A theoretical Question. I have a battery and a resistor attached in series. Battery is 1V(maximum power it can diliver is 1W) and the resistor is 0.1Ohm(Capable of dissipating 100W). What will be the voltage and current across the resistor.
If we calculate by the power supplied by the battery than V=IR (Ohm's law fails) and otherway around KVL fails. Any help will be appreciated.

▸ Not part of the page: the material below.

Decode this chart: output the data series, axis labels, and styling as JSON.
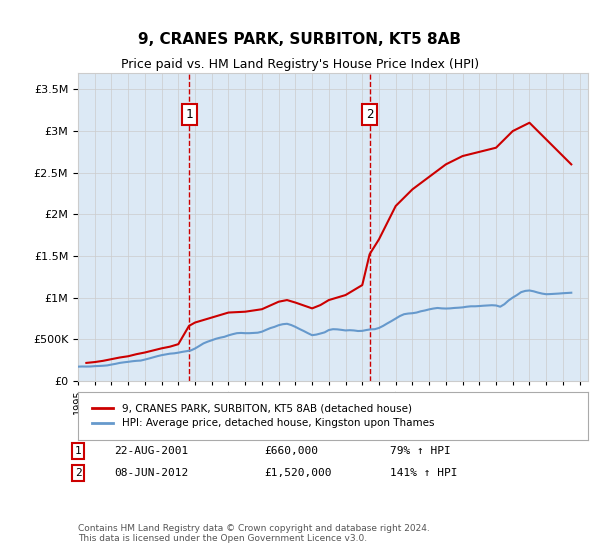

Delivered power = 1W at Rsource=Rload
and voltage across Rload = 1/2 Volt
Pload = Vload^2/Rload ---> Rload = Vload^2/Pload ---> Rload = 0.5V^2/1W = 0.25 Ohm
and because in this case Rsource = Rload
---> internal resistance of the battery Rsource = 0.25 Ohm
Delivered power = 1W at Rsource=Rload
and voltage across Rload = 1/2 Volt
Pload = Vload^2/Rload ---> Rload = Vload^2/Pload ---> Rload = 0.5V^2/1W = 0.25 Ohm
and because in this case Rsource = Rload
---> internal resistance of the battery Rsource = 0.25 Ohm
How is the Voltage across Rload =0.5V it will be only in the case when Rload = Rsource but you have calculated Rsource to be 0.25Ohm while Rload is 0.1 Ohm. What will be the current flowing in the circuit.
According to my knowledge I think the Current will be 10A which means that 10W will be required which the battery is unable to supply that is why the voltage drops to 0.1V to keep the power at 1W.
I doubt that it's of much use to guess about the battery. There should be a clarification first.
- Trivial point. The battery voltage is said to be 1 V in post #1 and 12 V in post #5. What's right?
- does max. output 1W define an internal resistance? Although it's a usual specification for RF, it's rarely used for DC sources (except for specification of intrinsic safe circuits).
In this case, you should draw an equivalent circuit that shows the internal battery impedance. It will hopefully help to clarify the circuit behaviour.